Tuesday, September 27, 2016

How I Spent my Summer

In the summer of 2016, the morning glories grew around the window
 the cabbages unfurled silver and purple.
and the garden continued to soothe
 
 In July, I  made a couple of quilts for young women who graduated from high school this spring:  my niece Megan, in California, and my neighbor, Grace.


In midsummer, I took a two-day class in dimensional felting at New England Felting Supply https://www.feltingsupply.com/ with Andrea Graham. 

 She's great at dimensional tree trunks and rocks




But she wasn't able to help me bring any dimensionality to these images of canoes at Boat Meadow Beach in Eastham, Massachusetts.  Unfortunately, that had been my motivation for taking her class.


Nevertheless I persisted in working on them and continue to this day.




Also this summer I decided to donate the felted image below to Auer Farm, a 4-H facility in nearby Bloomfield, CT.  This is an image of a mushroom barn on the Auer Farm property, which the 4-H would like to rehabilitate.  It's an iconic reminder of Connecticut's agrarian past, and worthy of preservation.  I've offered it to the farm to auction or raffle off this fall as part of a fall fundraiser.


This felted landscape was created using the technique I'll be teaching at the West Hartford Art League in a one-day workshop on Sunday, October 16, from 10 am to 4 pm.  http://westhartfordart.org/workshops/

Working from a photo, I traced its outlines onto a piece of raw silk, then filled in the outlines with a soft form of wool called wool roving, using a special barbed needle.  There's still time to sign up!

Also this summer I got to go to three art openings:  opening receptions for juried art exhibits for which my fiber art was chosen.  One was a reception for Water, Water Everywhere, a juried show at the Spectrum Gallery in Centerbrook,Connecticut. Here I am with Low Tide First Encounter Beach II on the left and Eastham Low Tide II on the right.
Another was a reception for the national show at the Cape Cod Art Association, http://capecodartassoc.org/the-national-2016/  which I understand is a very competitive one.  The piece chosen for this show, Coastal Heath, earlier this year took first place in the 72nd Annual Art Exhibit at the Slater Museum in Norwich, Connecticut.
Another was a reception for the annual show of an organization called Connecticut Women Artists.  That show accepted my painted and quilted whole-cloth quilt, Great Head Trail, which shows an image from Acadia National Park.
http://www.ctwomenartists.org/
 This image is next going to go off to the Phipps Center for the Arts in Hudson, Wisconsin, to a juried show called National Parks, Personal Narratives, honoring the 100th anniversary of the National Park System.

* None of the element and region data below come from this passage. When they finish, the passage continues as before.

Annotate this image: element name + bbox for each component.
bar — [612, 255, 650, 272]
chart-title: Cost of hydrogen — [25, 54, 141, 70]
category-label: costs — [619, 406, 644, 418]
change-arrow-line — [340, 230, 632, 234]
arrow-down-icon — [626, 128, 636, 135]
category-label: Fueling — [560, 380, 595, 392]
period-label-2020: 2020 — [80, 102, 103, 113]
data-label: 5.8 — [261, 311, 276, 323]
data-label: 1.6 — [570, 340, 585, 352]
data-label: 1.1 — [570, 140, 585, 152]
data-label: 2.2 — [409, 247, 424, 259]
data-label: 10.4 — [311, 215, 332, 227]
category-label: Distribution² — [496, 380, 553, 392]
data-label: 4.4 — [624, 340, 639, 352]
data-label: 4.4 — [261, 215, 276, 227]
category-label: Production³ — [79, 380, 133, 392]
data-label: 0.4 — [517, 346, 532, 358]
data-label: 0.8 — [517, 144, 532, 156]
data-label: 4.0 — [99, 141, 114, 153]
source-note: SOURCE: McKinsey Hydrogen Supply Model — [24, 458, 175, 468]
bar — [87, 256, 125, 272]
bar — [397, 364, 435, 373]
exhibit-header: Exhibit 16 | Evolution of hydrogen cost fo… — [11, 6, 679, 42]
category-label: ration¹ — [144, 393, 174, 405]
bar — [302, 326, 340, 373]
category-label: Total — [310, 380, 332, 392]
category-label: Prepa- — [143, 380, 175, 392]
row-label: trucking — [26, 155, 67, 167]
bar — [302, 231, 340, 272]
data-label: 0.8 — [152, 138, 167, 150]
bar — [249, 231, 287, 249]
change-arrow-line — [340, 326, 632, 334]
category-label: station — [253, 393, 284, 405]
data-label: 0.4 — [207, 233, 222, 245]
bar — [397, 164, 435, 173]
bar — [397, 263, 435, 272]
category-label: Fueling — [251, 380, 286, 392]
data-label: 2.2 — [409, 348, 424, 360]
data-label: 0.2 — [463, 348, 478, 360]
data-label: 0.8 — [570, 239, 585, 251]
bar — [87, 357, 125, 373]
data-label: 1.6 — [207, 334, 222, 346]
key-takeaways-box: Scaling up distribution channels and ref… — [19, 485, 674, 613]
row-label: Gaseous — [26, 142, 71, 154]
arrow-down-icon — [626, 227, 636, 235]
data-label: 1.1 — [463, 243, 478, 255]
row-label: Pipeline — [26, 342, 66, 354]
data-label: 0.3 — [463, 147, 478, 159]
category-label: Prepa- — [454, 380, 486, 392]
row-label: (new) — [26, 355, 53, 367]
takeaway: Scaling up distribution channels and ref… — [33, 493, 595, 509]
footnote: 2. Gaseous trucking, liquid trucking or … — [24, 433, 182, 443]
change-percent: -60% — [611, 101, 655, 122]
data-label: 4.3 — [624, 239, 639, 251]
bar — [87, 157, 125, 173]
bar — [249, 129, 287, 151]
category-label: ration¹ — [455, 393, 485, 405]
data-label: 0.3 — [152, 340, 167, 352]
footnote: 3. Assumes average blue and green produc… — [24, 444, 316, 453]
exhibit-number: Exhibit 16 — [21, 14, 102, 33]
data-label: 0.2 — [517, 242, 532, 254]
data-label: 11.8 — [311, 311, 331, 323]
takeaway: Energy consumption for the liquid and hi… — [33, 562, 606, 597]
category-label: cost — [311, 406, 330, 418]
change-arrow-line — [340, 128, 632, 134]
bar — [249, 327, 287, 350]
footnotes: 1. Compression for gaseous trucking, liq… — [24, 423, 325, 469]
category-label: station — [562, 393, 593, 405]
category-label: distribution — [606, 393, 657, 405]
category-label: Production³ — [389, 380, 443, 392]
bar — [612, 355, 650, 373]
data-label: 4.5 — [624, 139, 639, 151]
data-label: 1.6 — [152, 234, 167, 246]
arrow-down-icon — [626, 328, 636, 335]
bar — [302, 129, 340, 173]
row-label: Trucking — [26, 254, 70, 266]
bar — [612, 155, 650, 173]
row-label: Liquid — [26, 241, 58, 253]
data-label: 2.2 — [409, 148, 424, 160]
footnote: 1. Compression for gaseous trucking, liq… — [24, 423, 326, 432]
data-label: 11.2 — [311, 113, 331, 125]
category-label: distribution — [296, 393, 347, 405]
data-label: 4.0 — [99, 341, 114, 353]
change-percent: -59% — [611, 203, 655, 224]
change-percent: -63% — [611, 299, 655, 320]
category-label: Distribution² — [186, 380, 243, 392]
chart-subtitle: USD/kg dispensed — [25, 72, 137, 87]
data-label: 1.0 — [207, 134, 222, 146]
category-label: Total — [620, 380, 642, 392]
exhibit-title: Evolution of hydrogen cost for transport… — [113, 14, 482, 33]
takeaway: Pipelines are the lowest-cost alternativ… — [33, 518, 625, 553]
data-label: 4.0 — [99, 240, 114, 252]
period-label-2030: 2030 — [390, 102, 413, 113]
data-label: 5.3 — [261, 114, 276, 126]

http://thephipps.org/event/national-parks-personal-narratives/

Also this summer, some teaching was on the schedule, in two venues. One was Hartford's Chrysalis Center, and you can read about that in a soon-to-be-created blog posting, now with NEW HIPAA compliance.


The other teaching venue was the Windsor Art Center, where I taught the art of felted beads:


Which reminds me, I'll be adding to my own supply of felted beads because those are one of the items I'll be vending at Open Studio Hartford.  http://openstudiohartford.com/artists


Come see me on Saturday or Sunday, November 12 or 13, at the Connecticut Historical Society, one of Open Studio's many venues, at One Elizabeth St. in Hartford's West End.
In other news this summer, I created a major 40 x 40 piece, called "Layers, Literally," which embodies a series of visual puns.  More about that in a soon-to-be-written blog posting. 

What else?  Two sojourns on Cape Cod, a week in June and two weeks in September, yielding these inspirations:







These images are going to sustain me when the cold weather hits.  Meanwhile, I'm enjoying the last of the departing summer's balminess.